Между тем человек у стола, видя, что парень молчит, повторил вопрос — уже по-русски, хотя Витька как раз собрался с мыслями и готов был ответить:
— Назови себя.
— Виктор Ревок, — коротко ответил Витька, заставив себя справиться по мере сил с изумлением и оторопью.
— Сколько тебе лет? — человек говорил по-русски так, словно язык был его родным. Пальцами левой руки он неслышно барабанил — не раздражённо или нервно, а так, рассеянно — по бумагам на столе. Витька заметил, что на безымянном пальце этой быстро и ловко движущейся руки посвёркивает массивное кольцо с большим тёмным камнем.
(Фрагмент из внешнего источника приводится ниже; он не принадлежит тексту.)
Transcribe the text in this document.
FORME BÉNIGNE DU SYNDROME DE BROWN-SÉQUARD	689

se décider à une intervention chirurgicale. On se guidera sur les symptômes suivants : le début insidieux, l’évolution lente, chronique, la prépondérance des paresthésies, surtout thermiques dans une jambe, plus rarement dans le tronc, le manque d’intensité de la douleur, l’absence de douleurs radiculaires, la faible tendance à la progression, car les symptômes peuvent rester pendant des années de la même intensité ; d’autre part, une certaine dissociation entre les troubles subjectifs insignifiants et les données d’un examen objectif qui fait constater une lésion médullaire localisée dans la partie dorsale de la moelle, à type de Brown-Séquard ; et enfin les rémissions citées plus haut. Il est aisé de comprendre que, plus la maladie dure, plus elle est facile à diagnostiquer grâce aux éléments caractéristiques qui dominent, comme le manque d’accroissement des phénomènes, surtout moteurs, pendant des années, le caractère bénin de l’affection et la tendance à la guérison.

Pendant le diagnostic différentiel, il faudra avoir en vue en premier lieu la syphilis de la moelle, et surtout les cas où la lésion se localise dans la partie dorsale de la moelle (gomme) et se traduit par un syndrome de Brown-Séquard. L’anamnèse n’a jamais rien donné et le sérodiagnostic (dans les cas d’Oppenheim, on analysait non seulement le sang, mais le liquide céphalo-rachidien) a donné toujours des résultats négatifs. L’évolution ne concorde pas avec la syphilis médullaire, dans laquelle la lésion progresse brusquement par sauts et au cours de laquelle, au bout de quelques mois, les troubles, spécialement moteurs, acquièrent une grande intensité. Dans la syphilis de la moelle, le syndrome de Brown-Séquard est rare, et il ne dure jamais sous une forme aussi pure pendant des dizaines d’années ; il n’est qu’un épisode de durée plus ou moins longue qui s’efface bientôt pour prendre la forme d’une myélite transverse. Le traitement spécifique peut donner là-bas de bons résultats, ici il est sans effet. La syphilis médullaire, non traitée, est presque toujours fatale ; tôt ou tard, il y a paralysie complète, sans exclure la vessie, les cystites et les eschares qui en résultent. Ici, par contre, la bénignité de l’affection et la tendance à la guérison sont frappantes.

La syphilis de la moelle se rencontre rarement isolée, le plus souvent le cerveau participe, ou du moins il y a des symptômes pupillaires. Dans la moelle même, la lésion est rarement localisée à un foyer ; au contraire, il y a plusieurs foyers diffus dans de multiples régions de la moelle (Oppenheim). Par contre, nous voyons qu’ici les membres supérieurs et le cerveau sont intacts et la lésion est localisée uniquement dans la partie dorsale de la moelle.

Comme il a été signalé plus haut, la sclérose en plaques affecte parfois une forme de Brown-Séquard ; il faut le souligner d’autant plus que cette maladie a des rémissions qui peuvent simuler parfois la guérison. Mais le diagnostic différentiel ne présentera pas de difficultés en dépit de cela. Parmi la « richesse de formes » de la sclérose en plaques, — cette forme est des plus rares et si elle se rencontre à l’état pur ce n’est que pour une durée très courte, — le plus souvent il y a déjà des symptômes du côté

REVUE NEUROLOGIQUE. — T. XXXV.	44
— Шестнадцать, — Витька кашлянул, прогоня из голоса неожиданый хрип.
— Ты русский?
— Русский, — Витька быстро бросил взгляд направо-налево — и теперь рассмотрел, что сбоку от входа на откидном столе лежат все его вещи.
И пистолет тоже.
— Зачем ты бросился спасать на реке того мальчишку? — человек не спускал с Витьки глаз. — Ты подготовленный солдат. Для Империй ты куда более важен во всех отношениях, чем он.
Витька ожидал чего угодно, только не этого вопроса. Который, к тому же, потряс и просто-напросто сбил его с толку откровенным идиотизмом. Поэтому Витька ответил не менее идиотским вопросом.
— Кто вы? — спросил он.
Ответа он не получил. Хозяин лаборатории продолжал бесцеремонно разглядывать Витьку, роняя — так, что парню стало ясно: его не воспринимают, как собеседника и вообще как что-либо значимое…
— Типичный экземпляр… Мда. Поразительно… вы должны были передохнуть все… а вместо этого… — лицо черноволосого дёрнулось и на миг стало отвратительным, нечеловеческим — Витька даже чуть подался назад и решил, что, наверное, ему это почудилось. Это была не гримаса, а именно какое-то мгновенное изменение лица…
— Кто вы?! — упрямо и уже зло повторил он вопрос. — Если вы командуете какой-то бандой, то идите к чёрту и знайте — вас добивают, а вы этого в здешних лесах и ведать не ведаете! Прячетесь, да?!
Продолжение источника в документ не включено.